Rather than "Make America Great Again," Mankiw would like to "Make America Grateful Again," because we truly live in a wonderful age of prosperity.

Questions from the audience:
- I asked Dr. Mankiw whether he thought a NGDP level target would help. He admitted he had completely avoided monetary policy (because "that would require its own lecture") he voiced tacit support that it might be useful. But he felt like it's less useful when the instruments available (the interest rate, expectations channel, etc.) may not be as powerful as NGDP level target proponents hope, particularly when the interest rate is at the "zero lower bound."  

- One person voiced a hypothesis that we have too many researchers researching things not really useful to productivity growth. (Ex: Trying to find whether there was ever water on Mars instead of finding water for starving people in Africa.)

- What about household formation, as outlined in Charles Murray's book Coming Apart?
- Mankiw really likes the Murray book, household formation and stability might matter.

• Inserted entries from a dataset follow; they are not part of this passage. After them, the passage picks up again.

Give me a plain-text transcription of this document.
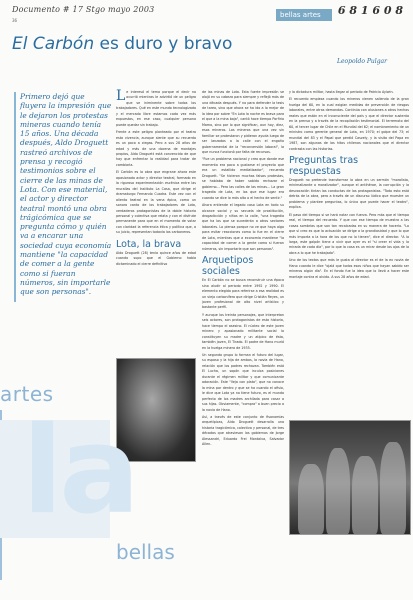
Documento # 17 Stgo mayo 2003	6 8 1 6 0 8
36
bellas artes
El Carbón es duro y bravo
Leopoldo Pulgar
Primero dejó que fluyera la impresión que le dejaron los protestas mineras cuando tenía 15 años. Una década después, Aldo Droguett rastreó archivos de prensa y recogió testimonios sobre el cierre de las minas de Lota. Con ese material, el actor y director teatral montó una obra trágicómica que se pregunta cómo y quién va a encarar una sociedad cuya economía mantiene "la capacidad de comer a la gente como si fueran números, sin importarle que son personas".

Le interesó el tema porque el decir no ocurrió mientras le advirtió de un peligro que se iniminente sobre todos los trabajadores. Qué en este mundo tecnologizado y el mercado libre estamos cada vez más expuestos, en ese caso, cualquier persona puede quedar sin trabajo.

Frente a este peligro planteado por el teatro esta vivencia, aunque siente que su recuerdo es un poco a ciegas. Pero a sus 28 años de edad y más de una docena de montajes propios, Aldo Droguett está convencido de que hay que enfrentar la realidad para tratar de cambiarla.

El Carbón es la obra que engrane ahora este apasionado actor y director teatral, formado en la rigurosa experimentación escénica entre las murallas del Instituto La Casa, que dirige el dramaturgo Fernando Cuadra. Este vez con el aliento teatral en la vena épica, como un sonoro canto de los trabajadores de Lota, verdaderos protagonistas de la doble historia personal y colectiva que relata y con el disfrute permanente para que en el momento de votar con claridad la referencia ética y política que, a su juicio, representan todavía los carboneros.

Lota, la brava

Aldo Droguett (28) tenía quince años de edad cuando supo que el Gobierno había dictaminado el cierre definitivo

de las minas de Lota. Esta fuerte impresión se alojó en su cabeza para siempre y reflejó más de una década después. Y no para defender la tesis de tarea, sino que ahora se ha ido a lo mejor de la idea por sobre "En Lota la noche es brava para el que a la mina baja", cantó hace tiempo Porfirio Mamo, sino por lo que significan, aun hoy, diez, esos mineros. Los mineros que una vez sin familiar se protestaron y pidieron ayuda luego de ser lanzados a la calle con el engaño gubernamental de la "reconversión laboral", la que nunca funcionó por falta de recursos.

"Fue un problema nacional y creo que donde ese momento era poco a gustarse el proyecto que era un estallido mediatizador", recuerda Droguett. "Se hicieron muchas falsas protestas, se hablaba de haber sabido rechazar el gobierno... Pero las calles de las minas... La gran tragedia de Lota, en los que ese lugar era cuando se dice lo más alto o el hecho de sentir."

Ahora entiende el legado caso Lota en todo su alcance social y su secuela de prostitución, drogadicción y niños en la calle, "una tragedia que ha los que se sucederán a otros sectores laborales. Lo piensa porque no ve que haya algo para evitar reacciones como lo fue en el cierre de Lota, mientras que a economía mantiene "la capacidad de comer a la gente como si fueran números, sin importarle que son personas".

Arquetipos sociales

En El Carbón no se busca reconstruir una época sino aludir al periodo entre 1992 y 1990. El elemento elegido para referirse a esa realidad es un viejo carbonífero que dirige Cristián Reyes, un joven profesional de alto nivel artístico y bastante perfil.

Y aunque los treinta personajes, que interpretan seis actores, son protagonistas de esta historia, hace tiempo el asesino. El núcleo de este joven minero y apasionado militante social lo constituyen su madre y un atípico de ésta, también joven, El Tirado. El padre de Hano murió en la huelga minera de 1935.

Un segundo grupo lo forman el futuro del lugar, su esposo y la hija de ambos, la novia de Hano, relación que los padres rechazan. También está El Lucha, un sopón que inculca posiciones durante el régimen militar y que comunicante adoración. Este "Veja con plata", que no conoce la mina por dentro y que se ha cuando el ofisio, le dice que Lota ya no tiene futuro, es el mundo perfecto de los madres archilada para casar a sus hijas. Obviamente, "compra" a buen precio a la novia de Hano.

Así, a través de este conjunto de fisonomías arquetípicas, Aldo Droguett desarrolla una historia tragicómica, colectiva y personal, de tres décadas que atraviesan los gobiernos de Jorge Alessandri, Eduardo Frei Montalva, Salvador Allen-

y la dictadura militar, hasta llegar al período de Patricio Aylwin.

El recuerdo empieza cuando los mineros vienen saliendo de la gran huelga del 60, en la cual exigían medidas de prevención de riesgos laborales, entre otras demandas. Continúa con alusiones a otros hechos reales que están en el inconsciente del país y que el director sustenta en la prensa y a través de la recopilación testimonial. El terremoto del 60, el tercer lugar de Chile en el Mundial del 62; el nombramiento de un ministro como gerente general de Lota, en 1970; el golpe del 73; el mundial del 83 y el Papal que perdió Caszely, y la visita del Papa en 1987, son algunas de las hitos chilenos nacionales que el director contrasta con las historias.

Preguntas tras respuestas

Droguett no pretende transformar la obra en un sermón "moralista, minimalizante o moralizador", aunque el antihéroe, la corrupción y la desvocación tintan las conductas de los protagonistas. "Todo esto está detrás de la obra, pero a través de un discurso lúdico que muestre un problema y plantee preguntas, lo único que puede hacer el teatro", explica.

El paso del tiempo si se hará notar con fuerza. Pero más que el tiempo real, el tiempo del recuerdo. Y que con ese tiempo de muestra a las cosas sombrías que son tan recalcadas en su manera de hacerlo. "Lo que sí creo es que la actuación se dirige a la grandiosidad y que lo que más importa a la hora de los que no lo tienen", dice el director. "A la larga, este galpón tiene a vivir que ayer es el "si creer el vida y la mirada de cada día", por lo que la cosa es un mirar desde los ojos de la obra a lo que he trabajado".

Uno de los textos que más le gusta al director es el de la ex novia de Hano cuando le dice "ojalá que todos esos niños que hayan sabido ser mineros algún día". En el fondo fue la idea que lo llevó a hacer este montaje contra el olvido. A sus 28 años de edad.

artes
la
bellas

- What about a carbon tax, any hope of that?
- Mankiw revealed he and another economist had met with Donald Cohn at the White House to speak specifically about a carbon tax, and now he was hearing news reports that there was a "debate" inside the White House. He was not optimistic given Trump's favoritism of coal on the campaign trail, but is optimistic that there are several "debates" about issues like trade more favorable to mainstream economics.
- On trade, he felt that Kevin Hassett was probably in agreement that trade deficit doesn't matter and that the Administration would be better off working on other policies.
- A student speculated that the rising cost of college tuition relative to return on investment might explain the graph of slowing educational attainment. Mankiw noted that education economics, education as a signalling device, etc. is its own problem.

Issues I felt he did not address:
- Tyler Cowen's hypothesis that since leisure time and activities have never been cheaper (think YouTube and Twitter), along with basic necessities, people need to earn less to have the basic standard of living they wanted, hence have traded more work for leisure.
- Similarly, Cowen's "complacent class" thesis.
- The role of consolidation of major firms (banks, Time Warner-AT&T, etc.) and market power pushing out competitive forces and massive economies of scale discouraging start-ups.

In all, it was a good time. Mankiw is taller than I expected for some reason.

1 comment:

Scott Bruins said...

I think I had a couple of his textbooks for my micro/macro courses! We use his books in our AP Econ class here at SCHS.